After the PDF, you have three real paths: fix with your current partner (with concrete requirements drawn from the report), fix with another partner or a freelance, or migrate to another platform. All three are valid. The choice depends on the score and the remaining budget. To walk through the report once it ships, the audit service page has the form; below are related resources for each decision.

Frequently asked questions

How long does an audit take?

5 to 10 business days, as long as Postgres read-only access and filestore are provided on day 1. Without access, it stretches.

Does the audit interrupt operations?

No. Everything that gets read is read-only. Postgres bandwidth peaks at 5% of normal load.

I work with a Gold partner — do I still need an independent audit?

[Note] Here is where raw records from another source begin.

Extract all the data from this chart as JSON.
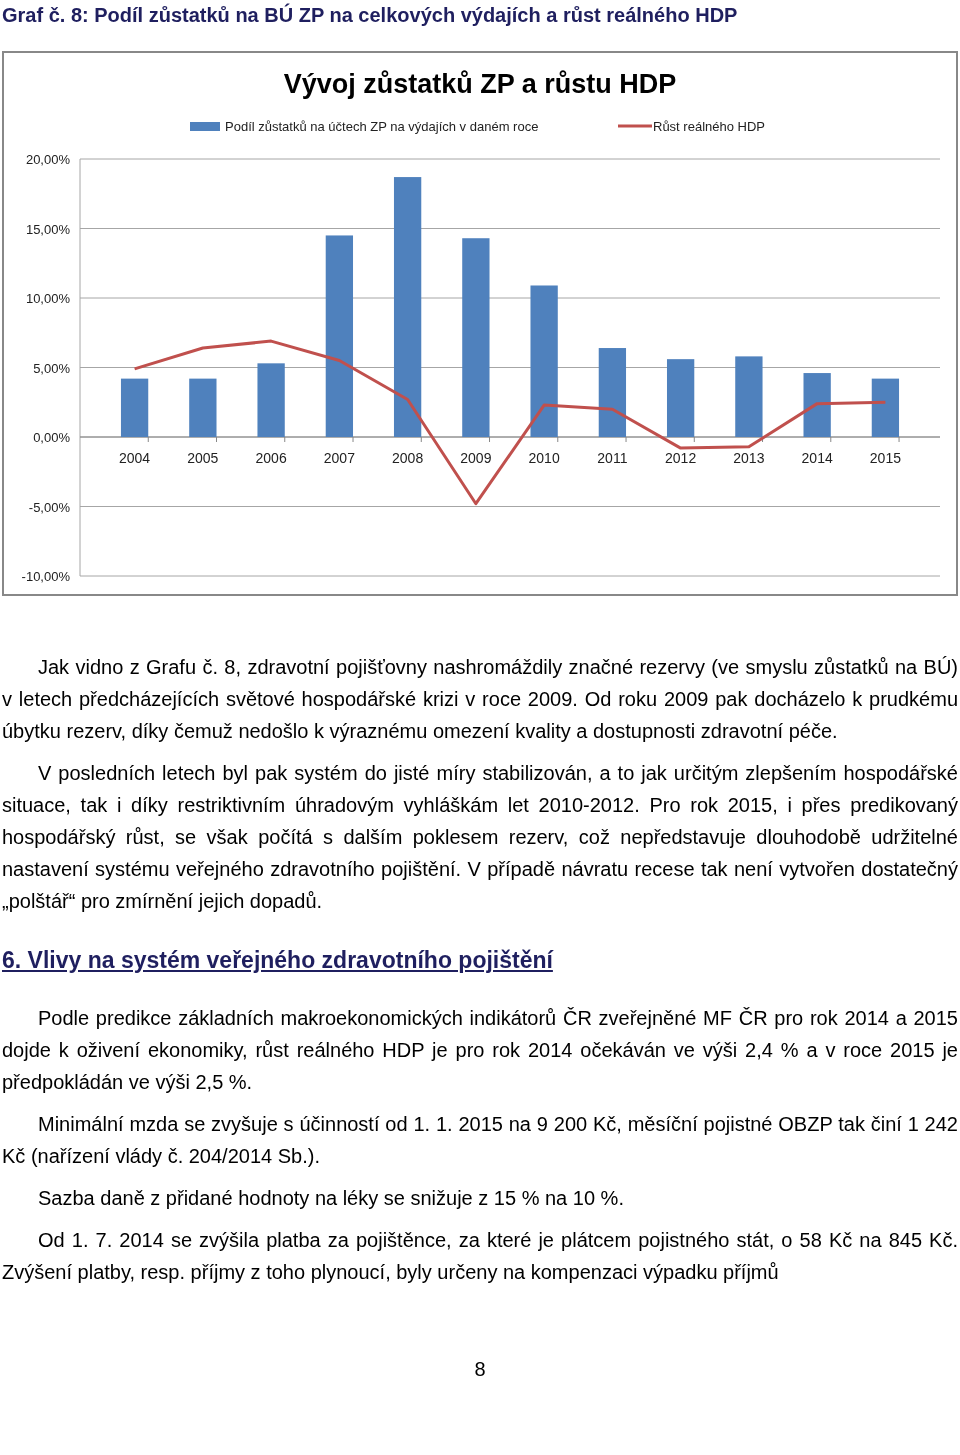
{
  "chart_data": {
    "type": "bar",
    "title": "Vývoj zůstatků ZP a růstu HDP",
    "categories": [
      "2004",
      "2005",
      "2006",
      "2007",
      "2008",
      "2009",
      "2010",
      "2011",
      "2012",
      "2013",
      "2014",
      "2015"
    ],
    "series": [
      {
        "name": "Podíl zůstatků na účtech ZP na výdajích v daném roce",
        "color": "#4f81bd",
        "values": [
          4.2,
          4.2,
          5.3,
          14.5,
          18.7,
          14.3,
          10.9,
          6.4,
          5.6,
          5.8,
          4.6,
          4.2
        ]
      },
      {
        "name": "Růst reálného HDP",
        "color": "#c0504d",
        "type": "line",
        "values": [
          4.9,
          6.4,
          6.9,
          5.5,
          2.7,
          -4.8,
          2.3,
          2.0,
          -0.8,
          -0.7,
          2.4,
          2.5
        ]
      }
    ],
    "ylim": [
      -10,
      20
    ],
    "yticks": [
      {
        "value": -10,
        "label": "-10,00%"
      },
      {
        "value": -5,
        "label": "-5,00%"
      },
      {
        "value": 0,
        "label": "0,00%"
      },
      {
        "value": 5,
        "label": "5,00%"
      },
      {
        "value": 10,
        "label": "10,00%"
      },
      {
        "value": 15,
        "label": "15,00%"
      },
      {
        "value": 20,
        "label": "20,00%"
      }
    ],
    "grid": "y",
    "legend": "top",
    "marker": "none",
    "annotations": [
      "Graf č. 8: Podíl zůstatků na BÚ ZP na celkových výdajích a růst reálného HDP",
      "Jak vidno z Grafu č. 8, zdravotní pojišťovny nashromáždily značné rezervy (ve smyslu zůstatků na BÚ) v letech předcházejících světové hospodářské krizi v roce 2009. Od roku 2009 pak docházelo k prudkému úbytku rezerv, díky čemuž nedošlo k výraznému omezení kvality a dostupnosti zdravotní péče.",
      "V posledních letech byl pak systém do jisté míry stabilizován, a to jak určitým zlepšením hospodářské situace, tak i díky restriktivním úhradovým vyhláškám let 2010-2012. Pro rok 2015, i přes predikovaný hospodářský růst, se však počítá s dalším poklesem rezerv, což nepředstavuje dlouhodobě udržitelné nastavení systému veřejného zdravotního pojištění. V případě návratu recese tak není vytvořen dostatečný „polštář“ pro zmírnění jejich dopadů.",
      "6. Vlivy na systém veřejného zdravotního pojištění",
      "Podle predikce základních makroekonomických indikátorů ČR zveřejněné MF ČR pro rok 2014 a 2015 dojde k oživení ekonomiky, růst reálného HDP je pro rok 2014 očekáván ve výši 2,4 % a v roce 2015 je předpokládán ve výši 2,5 %.",
      "Minimální mzda se zvyšuje s účinností od 1. 1. 2015 na 9 200 Kč, měsíční pojistné OBZP tak činí 1 242 Kč (nařízení vlády č. 204/2014 Sb.).",
      "Sazba daně z přidané hodnoty na léky se snižuje z 15 % na 10 %.",
      "Od 1. 7. 2014 se zvýšila platba za pojištěnce, za které je plátcem pojistného stát, o 58 Kč na 845 Kč. Zvýšení platby, resp. příjmy z toho plynoucí, byly určeny na kompenzaci výpadku příjmů",
      "8"
    ]
  }
}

If the partner bills hourly and keeps selling the «next phase», yes. If they are on a fixed-scope contract with phased payments and written SLAs, probably not.

Can I run the audit myself using this checklist?

Yes — 60% of the points come down to SQL and grep. The other 40% require reading custom code and business context. An internal audit by your own dev takes 40 to 60 hours; an external one takes the same 40 to 60, minus the bias.

What if the conclusion is that the Odoo cannot be saved?

In roughly 7% of cases the result is migration or re-implementation. You get a migration roadmap (Odoo Enterprise vs SAP Business One vs Microsoft Dynamics 365 BC vs Defontana), cost estimate, and cut-over plan. Cheaper than patching forever.

Does the audit cover Odoo Enterprise and Community?

Both. Enterprise adds a few commercial modules (Studio, Documents, Helpdesk Pro), but architecturally the audit is identical.

What about Odoo SaaS (odoo.com hosted)?

On SaaS there is no Postgres access and no custom code. The audit narrows to UI, configuration, and XML-RPC exports. Reduced format, around USD 800.

What does the auditor ask for on day 1?

A read-only Postgres user, filestore access, the list of custom/ modules with their Git remotes, sandbox PAC/PSE credentials, the latest ir.cron report, and a 30-minute conversation with whoever runs the month-end close. Without those five inputs, the first two days are spent asking for them.